The CLOUDVIEWS analyzer captures the set of interesting computations to reuse based on their prior runs, plugs in custom view selection methods to select the view to materialize given a set of constraints, picks the physical design for the materialized views, and also determines the expiry of each of the materialized views.

CLOUDVIEWS runtimes includes a metadata service for fetching the metadata of computations relevant for reuse in a given job, an online view materialization mechanism as part of job execution, a synchronization mechanism to avoid materializing the same view in parallel, making materialized views available early during runtime, automatic query rewriting using materialized views, and job coordiantion hints to maximize the computation reuse.

The REUSE opportunity

Why do we have computation overlap? 1. Users rarely start writing their analytics scripts from scratch, rather they start from other people’s scripts and extend/modify them to suit their purpose. 2. There is a data producer/consumer model, where multiple different consumers process the same inputs, and they often end up duplciating the same (partial or full) post-processing over those inputs.

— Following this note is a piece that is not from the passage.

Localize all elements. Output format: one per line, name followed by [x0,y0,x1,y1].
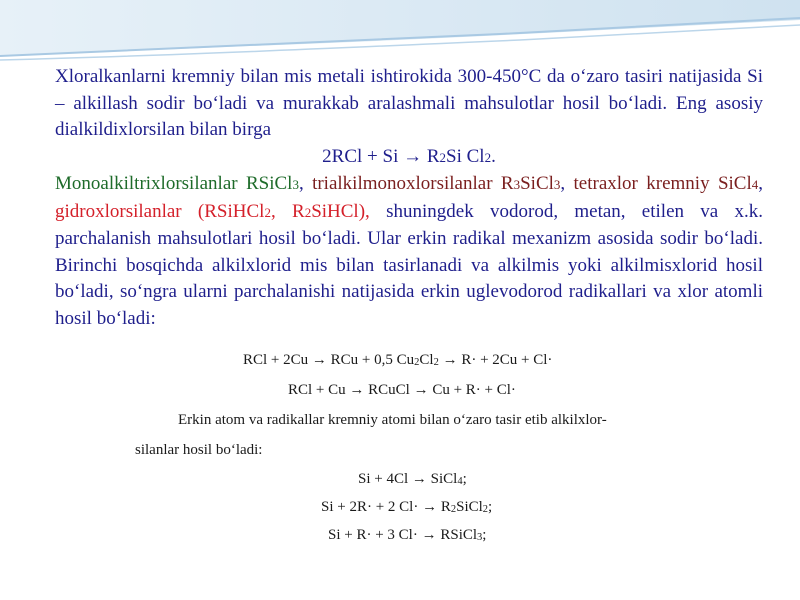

Sort and exchange (shuffle) constitue the top two most overlapping computations. Observation is impact of computation reuse is very skewed — relatively few redumdancies have high frequencies, and relatively few redundancies have high computation/storage cost.

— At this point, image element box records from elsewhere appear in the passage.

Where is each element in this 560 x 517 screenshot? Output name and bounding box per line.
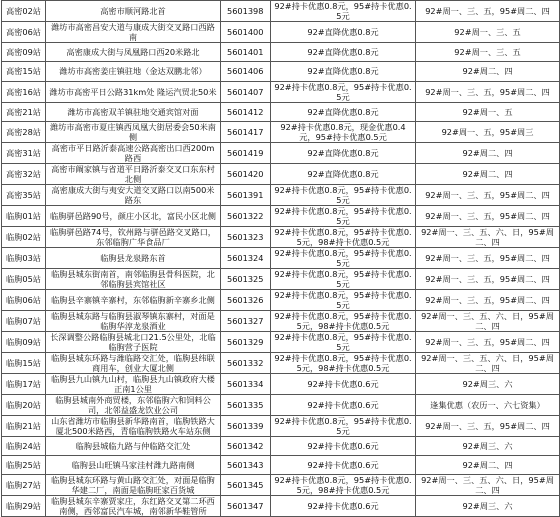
station-code-cell: 5601343 — [221, 456, 271, 475]
station-code-cell: 5601401 — [221, 43, 271, 62]
station-code-cell: 5601412 — [221, 102, 271, 121]
discount-days-cell: 92#周三、六 — [416, 373, 560, 394]
table-row — [2, 102, 560, 121]
table-row — [2, 394, 560, 415]
table-row — [2, 268, 560, 289]
station-name-cell: 高密28站 — [2, 121, 46, 142]
station-address-cell: 高密市阚家镇与省道平日路沂泰交叉口东东村北侧 — [46, 163, 221, 184]
table-row — [2, 373, 560, 394]
station-name-cell: 高密09站 — [2, 43, 46, 62]
discount-cell: 92#直降优惠0.8元 — [271, 163, 416, 184]
station-address-cell: 潍坊市高密双羊镇驻地交通宾馆对面 — [46, 102, 221, 121]
station-discount-table — [1, 0, 560, 517]
station-code-cell: 5601323 — [221, 226, 271, 247]
station-name-cell: 临朐03站 — [2, 247, 46, 268]
discount-days-cell: 92#周一、三、五、六、日，95#周二、四 — [416, 310, 560, 331]
table-row — [2, 1, 560, 22]
discount-cell: 92#直降优惠0.8元 — [271, 43, 416, 62]
table-row — [2, 43, 560, 62]
table-row — [2, 436, 560, 455]
discount-days-cell: 92#周一、三、五，95#周二、四 — [416, 1, 560, 22]
discount-days-cell: 92#周二、四 — [416, 62, 560, 81]
station-name-cell: 临朐15站 — [2, 352, 46, 373]
discount-days-cell: 92#周一、三、五，95#周二、四 — [416, 331, 560, 352]
station-address-cell: 高密市顺河路北首 — [46, 1, 221, 22]
discount-cell: 92#持卡优惠0.6元 — [271, 436, 416, 455]
discount-days-cell: 92#周三、六 — [416, 436, 560, 455]
station-code-cell: 5601345 — [221, 475, 271, 496]
discount-days-cell: 92#周二、四 — [416, 142, 560, 163]
discount-days-cell: 92#周一、三、五，95#周二、四 — [416, 289, 560, 310]
station-name-cell: 临朐20站 — [2, 394, 46, 415]
discount-days-cell: 92#周一、三、五 — [416, 43, 560, 62]
table-row — [2, 475, 560, 496]
station-code-cell: 5601327 — [221, 310, 271, 331]
discount-cell: 92#持卡优惠0.8元，95#持卡优惠0.5元 — [271, 289, 416, 310]
station-name-cell: 临朐06站 — [2, 289, 46, 310]
discount-days-cell: 92#周一、三、五、六、日，95#周二、四 — [416, 475, 560, 496]
station-code-cell: 5601335 — [221, 394, 271, 415]
station-code-cell: 5601417 — [221, 121, 271, 142]
table-row — [2, 121, 560, 142]
table-row — [2, 226, 560, 247]
station-name-cell: 临朐21站 — [2, 415, 46, 436]
station-name-cell: 高密31站 — [2, 142, 46, 163]
station-name-cell: 临朐05站 — [2, 268, 46, 289]
discount-days-cell: 92#周一、五 — [416, 102, 560, 121]
station-address-cell: 临朐县城临九路与仲临路交汇处 — [46, 436, 221, 455]
station-address-cell: 长深调整公路临朐县城北口21.5公里处，北临临朐营子医院 — [46, 331, 221, 352]
discount-cell: 92#持卡优惠0.8元，95#持卡优惠0.5元 — [271, 268, 416, 289]
station-name-cell: 高密21站 — [2, 102, 46, 121]
station-code-cell: 5601324 — [221, 247, 271, 268]
station-name-cell: 临朐17站 — [2, 373, 46, 394]
station-code-cell: 5601334 — [221, 373, 271, 394]
table-row — [2, 205, 560, 226]
station-name-cell: 高密02站 — [2, 1, 46, 22]
discount-days-cell: 逢集优惠（农历一、六七资集） — [416, 394, 560, 415]
discount-cell: 92#直降优惠0.8元 — [271, 102, 416, 121]
station-name-cell: 临朐29站 — [2, 496, 46, 517]
discount-days-cell: 92#周一、三、五，95#周二、四 — [416, 268, 560, 289]
discount-days-cell: 92#周二、四 — [416, 163, 560, 184]
station-code-cell: 5601332 — [221, 352, 271, 373]
discount-cell: 92#持卡优惠0.8元，95#持卡优惠0.5元 — [271, 81, 416, 102]
station-code-cell: 5601325 — [221, 268, 271, 289]
table-row — [2, 456, 560, 475]
table-row — [2, 289, 560, 310]
discount-cell: 92#直降优惠0.8元 — [271, 22, 416, 43]
station-code-cell: 5601322 — [221, 205, 271, 226]
table-row — [2, 415, 560, 436]
discount-days-cell: 92#周一、五，95#周三 — [416, 121, 560, 142]
station-code-cell: 5601339 — [221, 415, 271, 436]
discount-days-cell: 92#周二、四 — [416, 456, 560, 475]
discount-cell: 92#持卡优惠0.8元，95#持卡优惠0.5元，98#持卡优惠0.5元 — [271, 310, 416, 331]
table-row — [2, 247, 560, 268]
station-address-cell: 潍坊市高密昌安大道与康成大街交叉路口西路南 — [46, 22, 221, 43]
station-code-cell: 5601407 — [221, 81, 271, 102]
station-address-cell: 临朐县辛寨镇辛寨村，东邻临朐新辛寨乡北侧 — [46, 289, 221, 310]
station-address-cell: 潍坊市高密平日公路31km处 隆运汽贸北50米 — [46, 81, 221, 102]
table-row — [2, 22, 560, 43]
station-address-cell: 临朐县山旺镇马家洼村潍九路南侧 — [46, 456, 221, 475]
discount-cell: 92#持卡优惠0.8元，95#持卡优惠0.5元 — [271, 184, 416, 205]
station-address-cell: 临朐县九山镇九山村，临朐县九山镇政府大楼正南1公里 — [46, 373, 221, 394]
table-body — [2, 1, 560, 517]
table-row — [2, 142, 560, 163]
station-address-cell: 临朐骈邑路74号，钦州路与骈邑路交叉路口，东邻临朐广华食品厂 — [46, 226, 221, 247]
station-address-cell: 潍坊市高密姜庄镇驻地（金达双鹏北邻） — [46, 62, 221, 81]
station-address-cell: 临朐县城东环路与潍临路交汇处，临朐县纬联商用车，创业大厦北侧 — [46, 352, 221, 373]
station-name-cell: 临朐07站 — [2, 310, 46, 331]
discount-days-cell: 92#周一、三、五，95#周二、四 — [416, 184, 560, 205]
station-code-cell: 5601398 — [221, 1, 271, 22]
station-name-cell: 高密16站 — [2, 81, 46, 102]
station-name-cell: 临朐02站 — [2, 226, 46, 247]
discount-days-cell: 92#周一、三、五，95#周二、四 — [416, 247, 560, 268]
discount-cell: 92#持卡优惠0.8元，现金优惠0.4元，95#持卡优惠0.5元 — [271, 121, 416, 142]
station-address-cell: 高密康成大街与夷安大道交叉路口以南500米路东 — [46, 184, 221, 205]
station-code-cell: 5601400 — [221, 22, 271, 43]
table-row — [2, 163, 560, 184]
station-name-cell: 高密32站 — [2, 163, 46, 184]
station-code-cell: 5601420 — [221, 163, 271, 184]
discount-cell: 92#持卡优惠0.8元，95#持卡优惠0.5元，98#持卡优惠0.5元 — [271, 352, 416, 373]
station-address-cell: 山东省潍坊市临朐县新华路南首，临朐铁路大厦北500米路西，青临临朐铁路火车站东侧 — [46, 415, 221, 436]
table-row — [2, 184, 560, 205]
discount-cell: 92#持卡优惠0.8元，95#持卡优惠0.5元 — [271, 415, 416, 436]
station-name-cell: 临朐09站 — [2, 331, 46, 352]
station-address-cell: 潍坊市高密市夏庄镇西凤凰大街居委会50米南侧 — [46, 121, 221, 142]
discount-cell: 92#持卡优惠0.8元，95#持卡优惠0.5元 — [271, 331, 416, 352]
station-address-cell: 临朐骈邑路90号，颜庄小区北，富民小区北侧 — [46, 205, 221, 226]
discount-days-cell: 92#周一、三、五、六、日，95#周二、四 — [416, 226, 560, 247]
station-name-cell: 高密15站 — [2, 62, 46, 81]
discount-cell: 92#直降优惠0.8元 — [271, 62, 416, 81]
discount-cell: 92#持卡优惠0.8元，95#持卡优惠0.5元 — [271, 1, 416, 22]
station-code-cell: 5601391 — [221, 184, 271, 205]
table-row — [2, 62, 560, 81]
station-code-cell: 5601326 — [221, 289, 271, 310]
station-address-cell: 临朐县城东路与临朐县淑琴镇东寨村，对面是临朐华淳龙泉酒业 — [46, 310, 221, 331]
discount-cell: 92#持卡优惠0.8元，95#持卡优惠0.5元，98#持卡优惠0.5元 — [271, 475, 416, 496]
station-code-cell: 5601419 — [221, 142, 271, 163]
discount-cell: 92#持卡优惠0.6元 — [271, 496, 416, 517]
station-address-cell: 高密康成大街与凤凰路口西20米路北 — [46, 43, 221, 62]
discount-cell: 92#持卡优惠0.6元 — [271, 456, 416, 475]
station-name-cell: 高密06站 — [2, 22, 46, 43]
discount-days-cell: 92#周一、三、五，95#周二、四 — [416, 81, 560, 102]
discount-days-cell: 92#周三、六 — [416, 496, 560, 517]
station-name-cell: 临朐25站 — [2, 456, 46, 475]
station-address-cell: 临朐县城南外商贸楼，东邻临朐六和饲料公司，北邻益盛龙饮业公司 — [46, 394, 221, 415]
discount-cell: 92#持卡优惠0.8元，95#持卡优惠0.5元，98#持卡优惠0.5元 — [271, 226, 416, 247]
table-row — [2, 81, 560, 102]
table-row — [2, 310, 560, 331]
station-name-cell: 临朐24站 — [2, 436, 46, 455]
table-row — [2, 331, 560, 352]
discount-days-cell: 92#周一、三、五，95#周二、四 — [416, 415, 560, 436]
station-name-cell: 临朐01站 — [2, 205, 46, 226]
discount-cell: 92#直降优惠0.8元 — [271, 142, 416, 163]
station-name-cell: 高密35站 — [2, 184, 46, 205]
station-name-cell: 临朐27站 — [2, 475, 46, 496]
station-code-cell: 5601406 — [221, 62, 271, 81]
table-row — [2, 496, 560, 517]
discount-cell: 92#持卡优惠0.8元，95#持卡优惠0.5元 — [271, 247, 416, 268]
table-row — [2, 352, 560, 373]
station-address-cell: 临朐县龙泉路东首 — [46, 247, 221, 268]
discount-cell: 92#持卡优惠0.8元，95#持卡优惠0.5元 — [271, 205, 416, 226]
discount-days-cell: 92#周一、三、五 — [416, 22, 560, 43]
discount-days-cell: 92#周一、三、五，95#周二、四 — [416, 205, 560, 226]
station-address-cell: 高密市平日路沂泰高速公路高密出口西200m路西 — [46, 142, 221, 163]
station-address-cell: 临朐县城东环路与黄山路交汇处，对面是临朐华建二厂，南面是临朐旺家百货城 — [46, 475, 221, 496]
station-code-cell: 5601329 — [221, 331, 271, 352]
station-address-cell: 临朐县城东辛寨贾家庄，东红路交叉第二环西南侧，西邻富民汽车城，南邻新华鞋管所 — [46, 496, 221, 517]
discount-cell: 92#持卡优惠0.6元 — [271, 373, 416, 394]
discount-cell: 92#持卡优惠0.6元 — [271, 394, 416, 415]
station-code-cell: 5601342 — [221, 436, 271, 455]
station-code-cell: 5601347 — [221, 496, 271, 517]
discount-days-cell: 92#周一、三、五、六、日，95#周二、四 — [416, 352, 560, 373]
station-address-cell: 临朐县城东街南首，南邻临朐县骨科医院，北邻临朐县宾馆社区 — [46, 268, 221, 289]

Automatic; Transparent; Correct; Latency-sensitive; Maximize reuse; Debuggability; Reporting. Two online components: a periodic workload analyzer to mine overlapping computations, and a runtime engine to materialize and resue those computations.

CLOUDVIEWS analyzer

(1) Providing feedback loop for runtime statistics (2) Picking the physical design for the selected views to materialize (3) Determining the expiry of a materialized view (4) Providing a user interface to tune and visualize the workload analysis

We restrict ourselves to common subgraphs, such that we are able to capture precise utility and cost estimates, no post-processing makes gains more predictable.

Physical design

Physical design is important because materialized views with poor physical design end up not being used because the computation savings get over-shadowed by any additional repartitioning or sorting that the system needs to do.

Try to extract physical properties when enumerating them, or infer from children if not available. Pick the most popular set.

Expirty and purging

Longest duration that it gets used by any recurring jobs is a good estimate of the view expiry. Or purge materialized views with minimum utility.

CLOUDVIEWS RUNTIME

Instead of lookup each subgraph, we make one request per job and fetch all overlaps that could be relevant for that job. This is done by creating an inverted index.

When trying to materialize an overlapping computation, it proposes the materialization to the metadata service, and create an exclusive lock to materialize this view.

Also supports view materialization offline.

When signature matches, the optimizer adds an alternate subexpression plan which reads from the materialized view.

Since multiple jobs containing the same overlapping computation could be scheduled concurrently, we deal with this by reordering recurring jobs in the client job submission systems. Pick the shortst job in terms of run time.

Evaludation

Note that view materialization can slow down queries because:

  1. Materialized view read costs could be significant and vairable based on the parallelsim used at runtime
  2. Accurate estimates are propagated only in the subexpression that uses a view and the estimates are still way off in other cases.
  3. There could be additional partitioning or sorting applid by the optimizer to satisfy the required physical properties of the parent subexpressions.
  4. Latency improvements depend on the degree to which the overlap is on the critical path.

Lessons learned

CLOUDVIEWS analyzer can be used as an offline tool. SLA-sensitive jobs can opt-out. We can pick the best physical design and reuse! Users don’t need to worry. Better reliability too — materilization can act as checkpointing. Input data change invalidates the data.

The author has a poster in VLDB ‘19, which shares a similar spirit: with an offline analyzer extract materialization candidates, logs the recurring and strict signatures, and adds two rules: Online Materialization and Computation Reuse.